Cox said by a postponing a vote on his $3.5 million project until the commission’s meeting in January, he could “lose a tenant” in what he called “a time-sensitive” project.
Commissioners voted 11-3 to pull resolutions on the PILOT and TIF projects, as well as a related matter from the JCDA asking to raise the debt ceiling in the downtown TIF district, from their agenda after Commissioner Robbie Tester noted additional documents for the items had been included on the agenda just hours before Monday’s meeting.
County Attorney Thomas J. Seeley III said the resolutions, which had been approved by the Commercial, Industrial and Agriculture and Budget committees, did not represent a “notice issue” for the County Commission.
Under the PILOT, Cox plans to purchase a 90,000-square-foot building with an appraised tax value of $2,056,100 on 16 acres at 149 Old Gray Station Road. Cox said he plans to redevelop half the space as a distribution warehouse for Ashley Furniture, with the remaining square footage renovated for other retail clients.
The PILOT calls for the owner to pay no county property taxes for the building during the first two years of the redevelopment. The warehouse, which was built in 1974, currently has an annual property tax bill of $19,572.
Beginning in year three, Cox will begin begin paying 20 percent of the property taxes annually until the bill is increased to the full amount in the sixth year.
“You help us for a couple of years and we will more than make it up for the county,” Cox told commissioners.
Commissioner Phil Carriger said he was looking forward to “a healthy and hearty” discussion among his colleagues on tax incentives and how to best create jobs at a daylong workshop commissioners have scheduled on Jan. 19. He also urged commissioners to “get off their duffs” and investigate firsthand the need for the JCDA to purchase the John Sevier Center.

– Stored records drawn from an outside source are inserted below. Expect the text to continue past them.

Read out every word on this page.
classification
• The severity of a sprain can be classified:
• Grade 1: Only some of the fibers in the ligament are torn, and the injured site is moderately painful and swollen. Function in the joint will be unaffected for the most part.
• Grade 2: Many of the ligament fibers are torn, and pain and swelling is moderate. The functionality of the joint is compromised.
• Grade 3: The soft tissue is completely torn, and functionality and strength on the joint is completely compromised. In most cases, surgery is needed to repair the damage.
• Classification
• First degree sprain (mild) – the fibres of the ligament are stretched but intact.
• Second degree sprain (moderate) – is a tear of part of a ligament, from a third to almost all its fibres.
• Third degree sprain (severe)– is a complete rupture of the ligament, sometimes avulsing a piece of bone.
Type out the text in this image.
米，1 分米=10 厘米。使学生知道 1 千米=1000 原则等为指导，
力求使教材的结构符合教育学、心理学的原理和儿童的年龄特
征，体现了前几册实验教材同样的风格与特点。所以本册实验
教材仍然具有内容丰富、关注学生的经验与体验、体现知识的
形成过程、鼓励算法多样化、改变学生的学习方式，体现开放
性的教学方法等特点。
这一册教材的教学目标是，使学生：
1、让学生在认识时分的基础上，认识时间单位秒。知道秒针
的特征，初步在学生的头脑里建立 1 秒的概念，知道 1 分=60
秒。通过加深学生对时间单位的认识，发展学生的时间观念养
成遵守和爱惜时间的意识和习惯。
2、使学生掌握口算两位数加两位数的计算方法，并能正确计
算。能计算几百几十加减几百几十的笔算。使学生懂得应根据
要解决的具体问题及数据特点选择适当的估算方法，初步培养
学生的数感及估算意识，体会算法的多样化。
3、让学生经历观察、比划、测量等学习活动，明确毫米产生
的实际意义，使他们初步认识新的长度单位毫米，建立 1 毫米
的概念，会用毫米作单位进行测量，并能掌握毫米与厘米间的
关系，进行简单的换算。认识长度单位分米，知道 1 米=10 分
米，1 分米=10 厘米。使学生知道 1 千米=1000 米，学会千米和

The JCDA voted in September to buy the 10-story building and to bring the units up to acceptable conditions, help transition residents to new housing facilities elsewhere in the city and then sell the Sevier Center to a commercial developer.
In other business Monday, commissioners voted 12-1-1 to extend an option to buy 15 acres adjacent to Jonesborough Elementary School by another 90 days while officials continue deal with legal restrictions placed on the sale of the Joe McCoy property.
The purchase option has been extended several times, with the latest set to expire at the end of this month.
Lowe’s Home Improvement corporate leaders have declined to remove restrictions from the sale of property next to Jonesborough Elementary School — land the Washington County Board of Education has said is key to its Scheme 6 plan for a new K-8 school.
At the urging of Commissioner Jim Wheeler, commissioners also voted to ask County Mayor Joe Grandy and Jonesborough Mayor Chuck Vest to send letters to corporate officials with Lowe’s asking the company to lift its property restrictions as a “public service” to the community.